Indexing, 4 of 6

Index Creation

You can create three types of indexes with Oracle Text: CONTEXT, CTXCAT, and CTXRULE.

Procedure for Creating a CONTEXT Index

By default, the system expects your documents to be stored in a text column. Once this requirement is satisfied, you can create a text index using the CREATE INDEX SQL command as an extensible index of type context, without explicitly specifying any preferences. The system automatically detects your language, the datatype of the text column, format of documents, and sets indexing preferences accordingly.

See Also:

For more information about the out-of-box defaults, see Default CONTEXT Index Example in this chapter.

To create an Oracle Text index, do the following:

Optionally, determine your custom indexing preferences, section groups, or stoplists if not using defaults. The following table describes these indexing classes:

Class	Description
Datastore	How are your documents stored?
Filter	How can the documents be converted to plaintext?
Lexer	What language is being indexed?
Wordlist	How should stem and fuzzy queries be expanded?
Storage	How should the index data be stored?
Stop List	What words or themes are not to be indexed?
Section Group	How are documents sections defined?

See Also:

Considerations For Indexing in this chapter and Oracle Text Reference.

Optionally, create your own custom preferences, section groups, or stoplists. See "Creating Preferences" in this chapter.
Create the Text index with the SQL command CREATE INDEX, naming your index and optionally specifying preferences. See "Creating an Index" in this chapter.

Creating Preferences

You can optionally create your own custom index preferences to override the defaults. Use the preferences to specify index information such as where your files are stored and how to filter your documents. You create the preferences then set the attributes.

Datastore Examples

The following sections give examples for setting direct, multi-column, URL, and file datastores.

See Also:

Oracle Text Reference for more information about data storage.

Specifying DIRECT_DATASTORE

The following example creates a table with a CLOB column to store text data. It then populates two rows with text data and indexes the table using the system-defined preference CTXSYS.DEFAULT_DATASTORE.

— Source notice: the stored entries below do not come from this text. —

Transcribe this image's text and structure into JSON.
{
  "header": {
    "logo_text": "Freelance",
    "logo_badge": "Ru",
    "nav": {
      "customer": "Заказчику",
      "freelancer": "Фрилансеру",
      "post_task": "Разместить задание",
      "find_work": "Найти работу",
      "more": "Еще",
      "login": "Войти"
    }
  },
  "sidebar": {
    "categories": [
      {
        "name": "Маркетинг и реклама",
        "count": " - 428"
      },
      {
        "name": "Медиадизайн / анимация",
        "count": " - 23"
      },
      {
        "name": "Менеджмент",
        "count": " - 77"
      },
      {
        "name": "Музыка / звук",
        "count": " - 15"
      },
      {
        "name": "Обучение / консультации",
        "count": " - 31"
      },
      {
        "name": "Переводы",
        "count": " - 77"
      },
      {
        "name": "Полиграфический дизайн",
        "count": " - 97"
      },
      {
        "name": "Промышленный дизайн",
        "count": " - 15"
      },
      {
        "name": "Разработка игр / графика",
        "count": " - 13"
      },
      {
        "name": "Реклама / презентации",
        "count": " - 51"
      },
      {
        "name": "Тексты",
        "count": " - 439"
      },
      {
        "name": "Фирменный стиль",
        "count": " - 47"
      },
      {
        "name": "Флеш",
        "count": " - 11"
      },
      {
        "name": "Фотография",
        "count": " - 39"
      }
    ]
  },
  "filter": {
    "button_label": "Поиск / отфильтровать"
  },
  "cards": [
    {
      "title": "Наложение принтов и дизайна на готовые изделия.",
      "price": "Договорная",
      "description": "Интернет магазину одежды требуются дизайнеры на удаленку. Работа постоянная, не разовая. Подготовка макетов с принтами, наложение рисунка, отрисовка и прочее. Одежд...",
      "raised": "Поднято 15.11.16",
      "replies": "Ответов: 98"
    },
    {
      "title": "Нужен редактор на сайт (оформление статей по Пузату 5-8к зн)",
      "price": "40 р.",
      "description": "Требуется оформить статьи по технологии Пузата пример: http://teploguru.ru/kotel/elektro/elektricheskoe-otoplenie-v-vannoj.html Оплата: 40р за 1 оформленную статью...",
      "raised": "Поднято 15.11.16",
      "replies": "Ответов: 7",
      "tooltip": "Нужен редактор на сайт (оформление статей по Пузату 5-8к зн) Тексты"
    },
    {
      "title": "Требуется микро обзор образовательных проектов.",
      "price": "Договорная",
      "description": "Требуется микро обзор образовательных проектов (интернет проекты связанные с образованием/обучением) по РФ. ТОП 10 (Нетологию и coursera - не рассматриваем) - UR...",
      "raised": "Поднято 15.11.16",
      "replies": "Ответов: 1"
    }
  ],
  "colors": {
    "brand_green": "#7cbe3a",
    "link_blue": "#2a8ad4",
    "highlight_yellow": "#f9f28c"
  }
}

create table mytable(id number primary key, docs clob); 

insert into mytable values(111555,'this text will be indexed');
insert into mytable values(111556,'this is a direct_datastore example');
commit;

create index myindex on mytable(docs) 
  indextype is ctxsys.context 
  parameters ('DATASTORE CTXSYS.DEFAULT_DATASTORE');

Specifying MULTI_COLUMN_DATASTORE

The following example creates a multi-column datastore preference called my_multi on the three text columns to be concatenated and indexed:

begin
ctx_ddl.create_preference('my_multi', 'MULTI_COLUMN_DATASTORE');
ctx_ddl.set_attribute('my_multi', 'columns', 'column1, column2, column3');
end;

Specifying URL Data Storage

This example creates a URL_DATASTORE preference called my_url to which the http_proxy, no_proxy, and timeout attributes are set. The defaults are used for the attributes that are not set.

begin
 ctx_ddl.create_preference('my_url','URL_DATASTORE');
 ctx_ddl.set_attribute('my_url','HTTP_PROXY','www-proxy.us.oracle.com');
 ctx_ddl.set_attribute('my_url','NO_PROXY','us.oracle.com');
 ctx_ddl.set_attribute('my_url','Timeout','300');
end;

Specifying File Data Storage

The following example creates a data storage preference using the FILE_DATASTORE. This tells the system that the files to be indexed are stored in the operating system. The example uses CTX_DDL.SET_ATTRIBUTE to set the PATH attribute of to the directory /docs.

begin
ctx_ddl.create_preference('mypref', 'FILE_DATASTORE');
ctx_ddl.set_attribute('mypref', 'PATH', '/docs'); 
end;

NULL_FILTER Example: Indexing HTML Documents

If your document set is entirely HTML, Oracle recommends that you use the NULL_FILTER in your filter preference, which does no filtering.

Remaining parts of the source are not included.